# XM Expects 3.1 Million Subs at Year-End



## Chris Blount (Jun 22, 2001)

Due to a 418,449 net customer gain in the second quarter and continued strong subscriber growth, XM Satellite Radio increased its year-end subscriber guidance from 2.8 million subscribers to 3.1 million subscribers Thursday.

"We are thrilled by our subscriber growth in both the new car and retail markets during the first half of this year," said Hugh Panero, XM CEO and president. "With our programming, marketing and new product initiatives, we feel confident increasing our year-end 2004 subscriber guidance."

The increased guidance came along with second quarter results.

XM reported Thursday that revenue for the three-month period was $53 million, nearly tripling the $18.3 million reported in second quarter 2003. Revenue for the second quarter also represented a 23 percent increase when compared to revenue of $43 million reported in the first quarter. XM's net loss for the period was $166.1 million, compared to $161.9 million for second quarter 2003.
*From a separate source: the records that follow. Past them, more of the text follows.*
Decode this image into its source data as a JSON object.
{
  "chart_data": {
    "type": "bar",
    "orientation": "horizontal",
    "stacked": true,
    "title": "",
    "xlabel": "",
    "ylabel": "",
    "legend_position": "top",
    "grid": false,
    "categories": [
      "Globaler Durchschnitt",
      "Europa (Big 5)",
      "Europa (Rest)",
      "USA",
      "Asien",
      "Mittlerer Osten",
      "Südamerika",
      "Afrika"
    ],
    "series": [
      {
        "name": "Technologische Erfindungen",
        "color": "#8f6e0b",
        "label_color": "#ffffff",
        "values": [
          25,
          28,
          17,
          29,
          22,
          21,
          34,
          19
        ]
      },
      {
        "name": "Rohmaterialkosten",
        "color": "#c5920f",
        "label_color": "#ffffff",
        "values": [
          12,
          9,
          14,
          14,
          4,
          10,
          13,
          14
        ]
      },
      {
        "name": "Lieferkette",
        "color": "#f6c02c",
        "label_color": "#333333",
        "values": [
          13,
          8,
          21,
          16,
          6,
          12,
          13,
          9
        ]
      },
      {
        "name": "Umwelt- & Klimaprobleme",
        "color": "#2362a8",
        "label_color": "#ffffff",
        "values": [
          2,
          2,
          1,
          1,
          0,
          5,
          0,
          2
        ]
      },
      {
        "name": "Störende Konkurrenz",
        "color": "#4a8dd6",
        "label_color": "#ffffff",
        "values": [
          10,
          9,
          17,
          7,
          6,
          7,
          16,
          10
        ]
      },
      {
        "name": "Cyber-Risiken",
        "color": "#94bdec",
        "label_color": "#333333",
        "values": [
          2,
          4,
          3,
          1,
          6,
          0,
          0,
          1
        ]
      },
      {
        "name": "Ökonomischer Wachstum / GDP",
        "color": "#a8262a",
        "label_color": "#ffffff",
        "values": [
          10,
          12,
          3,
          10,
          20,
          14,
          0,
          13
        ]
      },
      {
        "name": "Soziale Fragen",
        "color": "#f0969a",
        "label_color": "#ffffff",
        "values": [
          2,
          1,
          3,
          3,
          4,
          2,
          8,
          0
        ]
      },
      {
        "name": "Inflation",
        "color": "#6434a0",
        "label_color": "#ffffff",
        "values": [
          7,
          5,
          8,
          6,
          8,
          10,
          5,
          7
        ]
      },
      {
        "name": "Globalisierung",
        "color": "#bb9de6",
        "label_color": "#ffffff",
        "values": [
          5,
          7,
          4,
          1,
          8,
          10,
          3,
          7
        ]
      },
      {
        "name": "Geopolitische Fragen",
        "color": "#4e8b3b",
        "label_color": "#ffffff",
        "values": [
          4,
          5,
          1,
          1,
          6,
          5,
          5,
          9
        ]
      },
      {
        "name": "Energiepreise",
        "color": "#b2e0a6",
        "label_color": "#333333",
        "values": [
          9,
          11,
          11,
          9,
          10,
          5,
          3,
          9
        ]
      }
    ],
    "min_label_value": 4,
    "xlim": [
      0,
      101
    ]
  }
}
http://www.skyreport.com (Used with permission)


----------



## Lee L (Aug 15, 2002)

Seems like 10 minutes since they passed 1 million. I think they just added as many subs in 2Q as they did their first 2 years.


----------



## Steve Mehs (Mar 21, 2002)

XM hit the 1 Million subscriber mark on October 27th 2003 and hit 2 Million on June 14th 2003. A million subs in eight month is pretty good. If XM plays the additions of Opie & Anthony and Bob Edwards right from a marketing perspective, XM could see tremendous growth in the coming months.


----------



## XM DUDE (Jul 9, 2004)

I could totally see this happening, I see a day where XM hits 100,000,000 :icon_hroc


----------



## Steve Mehs (Mar 21, 2002)

Looking at this overa months later, no doubt XM will surpass 3.1M by the end of the year. Currently they have 2.8 million subscribers, with three and a half months left to go it should be a cake walk.


----------